Am vergangenen Samstag war das Marenostrum Fuengirola Schauplatz der Rückkehr von El Último de la Fila, der Band unter der Leitung von Manolo García und Quimi Portet. Vor 18.500 Seelen brach das katalanische Duo ein drei Jahrzehnte währendes Schweigen und bot ein zweistündiges und zehnminütiges Konzert. Der Abend begann mit Stücken von Los Burros, ihrem vorherigen Projekt, und wurde von einer zehnköpfigen Band begleitet, um ihren klassischen Sound nachzubilden.

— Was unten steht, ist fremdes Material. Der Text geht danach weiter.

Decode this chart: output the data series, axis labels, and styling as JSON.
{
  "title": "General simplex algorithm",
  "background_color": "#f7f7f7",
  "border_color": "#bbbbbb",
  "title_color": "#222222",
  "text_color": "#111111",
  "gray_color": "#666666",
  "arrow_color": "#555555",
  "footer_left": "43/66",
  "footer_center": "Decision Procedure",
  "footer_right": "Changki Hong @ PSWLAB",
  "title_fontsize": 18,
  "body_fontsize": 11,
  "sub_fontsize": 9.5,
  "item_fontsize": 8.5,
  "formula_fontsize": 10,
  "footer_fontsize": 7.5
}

Das Backline: Zehn Musiker und eine hochpräzise Logistik 🎸
Um ein Repertoire zu stemmen, das von Los Burros bis zu ihrer Zeit als El Último de la Fila reicht, entfaltete die Produktion ein Team von zehn Musikern auf der Bühne. Die Konfiguration umfasste eine Bläsersektion, Chöre und einen Monitor-Ingenieur, der sich um den Bühnenklang in einer Location mit einer Kapazität von fast zwanzigtausend Menschen kümmerte. Die Synchronisation zwischen den Musikern war entscheidend, besonders bei den Tempowechseln von Stücken wie Insurrección oder El loco de la calle. Es gab keine Samples oder vorab aufgenommene Spuren; alles wurde live gespielt, was eine feine Abstimmung der Entzerrung erforderte, um Rückkopplungen bei Schlagzeug und Akustikgitarren zu vermeiden.

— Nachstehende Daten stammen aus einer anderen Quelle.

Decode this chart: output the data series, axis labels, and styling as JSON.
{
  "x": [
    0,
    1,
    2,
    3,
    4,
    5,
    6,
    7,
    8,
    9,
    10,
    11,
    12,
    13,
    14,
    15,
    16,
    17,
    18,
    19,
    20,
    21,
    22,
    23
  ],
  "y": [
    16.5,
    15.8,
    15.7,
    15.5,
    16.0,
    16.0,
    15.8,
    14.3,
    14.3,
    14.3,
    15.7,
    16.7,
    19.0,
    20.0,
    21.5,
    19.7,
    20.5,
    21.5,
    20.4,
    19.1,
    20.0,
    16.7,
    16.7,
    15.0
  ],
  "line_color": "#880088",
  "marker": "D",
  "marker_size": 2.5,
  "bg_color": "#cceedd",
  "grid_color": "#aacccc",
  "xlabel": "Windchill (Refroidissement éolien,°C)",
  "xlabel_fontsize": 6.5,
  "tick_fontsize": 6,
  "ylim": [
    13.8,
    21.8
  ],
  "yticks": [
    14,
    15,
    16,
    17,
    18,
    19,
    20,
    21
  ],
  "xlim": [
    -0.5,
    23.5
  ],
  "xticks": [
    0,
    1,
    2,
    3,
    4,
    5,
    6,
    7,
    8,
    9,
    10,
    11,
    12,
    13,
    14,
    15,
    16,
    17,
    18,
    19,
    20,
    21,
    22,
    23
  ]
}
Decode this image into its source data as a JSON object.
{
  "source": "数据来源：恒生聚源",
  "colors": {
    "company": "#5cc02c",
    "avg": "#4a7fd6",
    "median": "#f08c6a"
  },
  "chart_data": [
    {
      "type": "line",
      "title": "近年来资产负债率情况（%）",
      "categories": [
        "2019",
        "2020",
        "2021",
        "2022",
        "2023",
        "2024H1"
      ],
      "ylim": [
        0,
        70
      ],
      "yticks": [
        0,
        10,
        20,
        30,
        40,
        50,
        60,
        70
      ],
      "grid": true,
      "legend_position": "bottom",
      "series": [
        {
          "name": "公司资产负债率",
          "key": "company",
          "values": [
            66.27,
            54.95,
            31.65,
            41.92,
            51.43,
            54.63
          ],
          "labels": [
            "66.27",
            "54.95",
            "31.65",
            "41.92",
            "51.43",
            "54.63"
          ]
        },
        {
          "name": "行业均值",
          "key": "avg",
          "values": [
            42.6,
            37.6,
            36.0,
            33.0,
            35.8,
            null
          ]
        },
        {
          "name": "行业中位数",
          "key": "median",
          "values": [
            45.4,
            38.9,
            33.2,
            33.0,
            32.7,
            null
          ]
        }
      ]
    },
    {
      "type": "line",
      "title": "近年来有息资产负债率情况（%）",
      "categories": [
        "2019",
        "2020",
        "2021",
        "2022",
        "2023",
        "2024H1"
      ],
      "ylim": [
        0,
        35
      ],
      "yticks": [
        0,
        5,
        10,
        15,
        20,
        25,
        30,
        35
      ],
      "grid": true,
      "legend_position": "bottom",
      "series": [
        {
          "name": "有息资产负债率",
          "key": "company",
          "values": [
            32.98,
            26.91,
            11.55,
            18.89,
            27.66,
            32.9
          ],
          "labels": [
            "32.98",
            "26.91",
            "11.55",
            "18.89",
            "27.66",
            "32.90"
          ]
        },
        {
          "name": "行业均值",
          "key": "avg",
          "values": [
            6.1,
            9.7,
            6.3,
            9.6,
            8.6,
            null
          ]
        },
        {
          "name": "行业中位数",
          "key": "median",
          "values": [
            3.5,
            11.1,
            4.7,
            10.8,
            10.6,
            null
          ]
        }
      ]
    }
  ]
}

30 Jahre später, selbst das Stimmgerät gab seinen Dienst auf 😅
Manolo García und Quimi Portet wieder zusammen zu sehen, war, als würde man jene Freunde treffen, die man aus den Augen verloren hat, weil der eine auf einen Bauernhof zog und der andere anfing, Bonsais zu züchten. Das Repertoire begann mit Stücken von Los Burros, als wollten sie sagen: Davor waren wir jünger und hatten mehr Haare. Und ja, die Band klang gut, aber es gab Momente, in denen die Chöre sich zu fragen schienen: War das so oder erinnern wir uns besser?. Aber niemand beschwerte sich: 18.500 Menschen zahlten, um das Wunder zu sehen, dass zwei Veteranen sich an die Texte erinnerten, ohne Teleprompter.